A long trip to Africa in 1996 brought back the sensations of his childhood, having lived in Equatorial Africa between the ages of 3 and 12. He went on to live in Japan in 1997, before spending time in Korea and Taiwan. His images became pure artistic works, not cropped, not retouched--a style which is known as conceptual photography, or art photography. This was demonstrated in 2006 by the BTK project (Bosser, Tilley, Kabuki), a set of photographs (format 80 x 80 to 120 x 180) featuring Tilley, artist’s model to the painter Lucian Freud, wearing make-up and an opulent kimono, in tight framing.
In 2007, he created the photographic work "Wax Spirit". This is a collection of portraits depicting a form of communication used in the former colonies since the independence of the 1960s by political or religious men, using fabrics worn by women called Wax. Bosser portrays this fabric, dressing a black or white woman as a background to the photograph, while making reference to the great portrait painters, from Titien to Gauguin.

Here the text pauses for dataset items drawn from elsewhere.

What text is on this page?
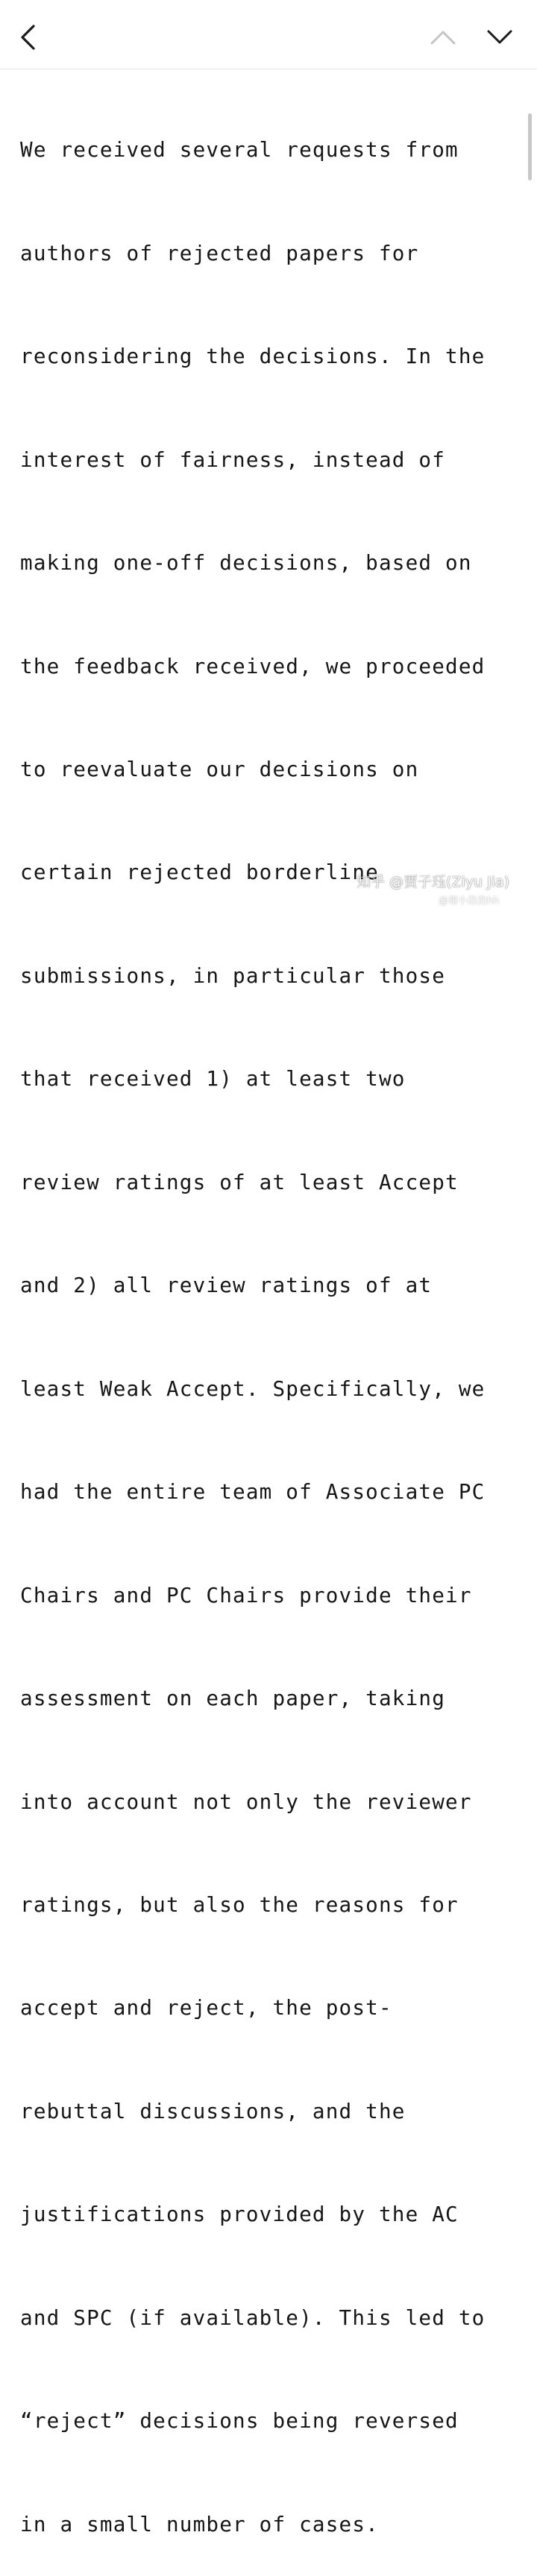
We received several requests from

authors of rejected papers for

reconsidering the decisions. In the

interest of fairness, instead of

making one-off decisions, based on

the feedback received, we proceeded

to reevaluate our decisions on

certain rejected borderline

submissions, in particular those

that received 1) at least two

review ratings of at least Accept

and 2) all review ratings of at

least Weak Accept. Specifically, we

had the entire team of Associate PC

Chairs and PC Chairs provide their

assessment on each paper, taking

into account not only the reviewer

ratings, but also the reasons for

accept and reject, the post-

rebuttal discussions, and the

justifications provided by the AC

and SPC (if available). This led to

“reject” decisions being reversed

in a small number of cases.

知乎 @贾子珏(Ziyu Jia)
@谢小浩浩hh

Bosser has preserved a fascination for magic and symbols from his African childhood and his travels. This has allowed him to construct an original pictorial language. Refusing to choose between representation and abstraction, Bosser willingly opposes contrasting images within the same work; paintings and photographs of female bodies encourage the viewer to read the work more carefully.

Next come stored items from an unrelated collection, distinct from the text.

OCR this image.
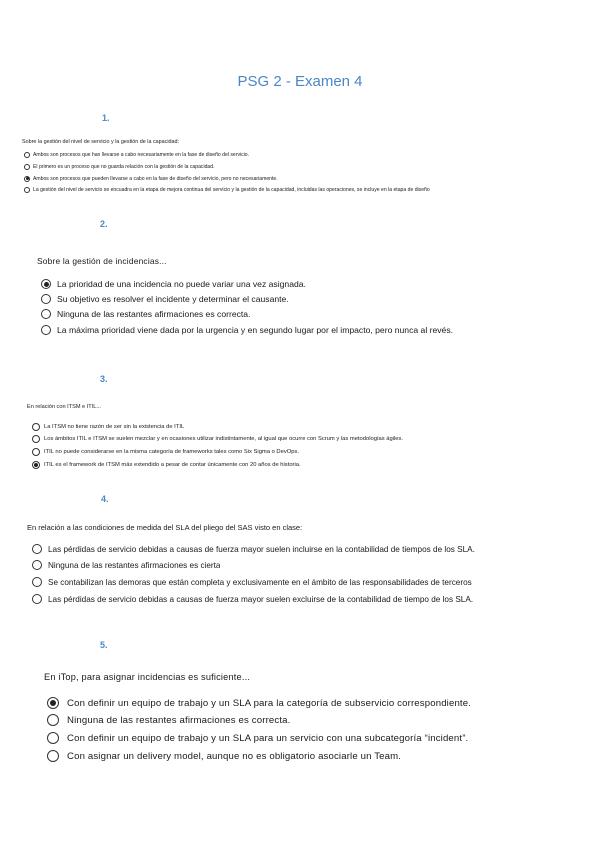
PSG 2 - Examen 4
1.
Sobre la gestión del nivel de servicio y la gestión de la capacidad:
Ambos son procesos que han llevarse a cabo necesariamente en la fase de diseño del servicio.
El primero es un proceso que no guarda relación con la gestión de la capacidad.
Ambos son procesos que pueden llevarse a cabo en la fase de diseño del servicio, pero no necesariamente.
La gestión del nivel de servicio se encuadra en la etapa de mejora continua del servicio y la gestión de la capacidad, incluidas las operaciones, se incluye en la etapa de diseño
2.
Sobre la gestión de incidencias...
La prioridad de una incidencia no puede variar una vez asignada.
Su objetivo es resolver el incidente y determinar el causante.
Ninguna de las restantes afirmaciones es correcta.
La máxima prioridad viene dada por la urgencia y en segundo lugar por el impacto, pero nunca al revés.
3.
En relación con ITSM e ITIL...
La ITSM no tiene razón de ser sin la existencia de ITIL
Los ámbitos ITIL e ITSM se suelen mezclar y en ocasiones utilizar indistintamente, al igual que ocurre con Scrum y las metodologías ágiles.
ITIL no puede considerarse en la misma categoría de frameworks tales como Six Sigma o DevOps.
ITIL es el framework de ITSM más extendido a pesar de contar únicamente con 20 años de historia.
4.
En relación a las condiciones de medida del SLA del pliego del SAS visto en clase:
Las pérdidas de servicio debidas a causas de fuerza mayor suelen incluirse en la contabilidad de tiempos de los SLA.
Ninguna de las restantes afirmaciones es cierta
Se contabilizan las demoras que están completa y exclusivamente en el ámbito de las responsabilidades de terceros
Las pérdidas de servicio debidas a causas de fuerza mayor suelen excluirse de la contabilidad de tiempo de los SLA.
5.
En iTop, para asignar incidencias es suficiente...
Con definir un equipo de trabajo y un SLA para la categoría de subservicio correspondiente.
Ninguna de las restantes afirmaciones es correcta.
Con definir un equipo de trabajo y un SLA para un servicio con una subcategoría “incident”.
Con asignar un delivery model, aunque no es obligatorio asociarle un Team.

His latest HEOL series features Asian, mixed race, black, blonde and pale women, symbols of our multi-ethnic and mixed race societies. Some of them are dressed in Japanese Kimonos, others Polynesian dress, and all of them are wearing beautifully embroidered coloured bonnets from the Bigouden regions. Procession banners with their patterns and colourful interpretations of religious scenes fill the background of the image. The poses make reference to certain paintings by Gauguin and others by the Pont-Aven school. The composition of the images obeys well-established rituals: Bosser applies layer after layer of paint to wooden surfaces using his bare hands, creating coats of pure pigments, thus reviving ancient practices. Then begins the work of scraping, sanding, and brushing. The surface is slowly brought to life by the coloured material. From there, a strong, vibrant painting emerges, imbued with universality.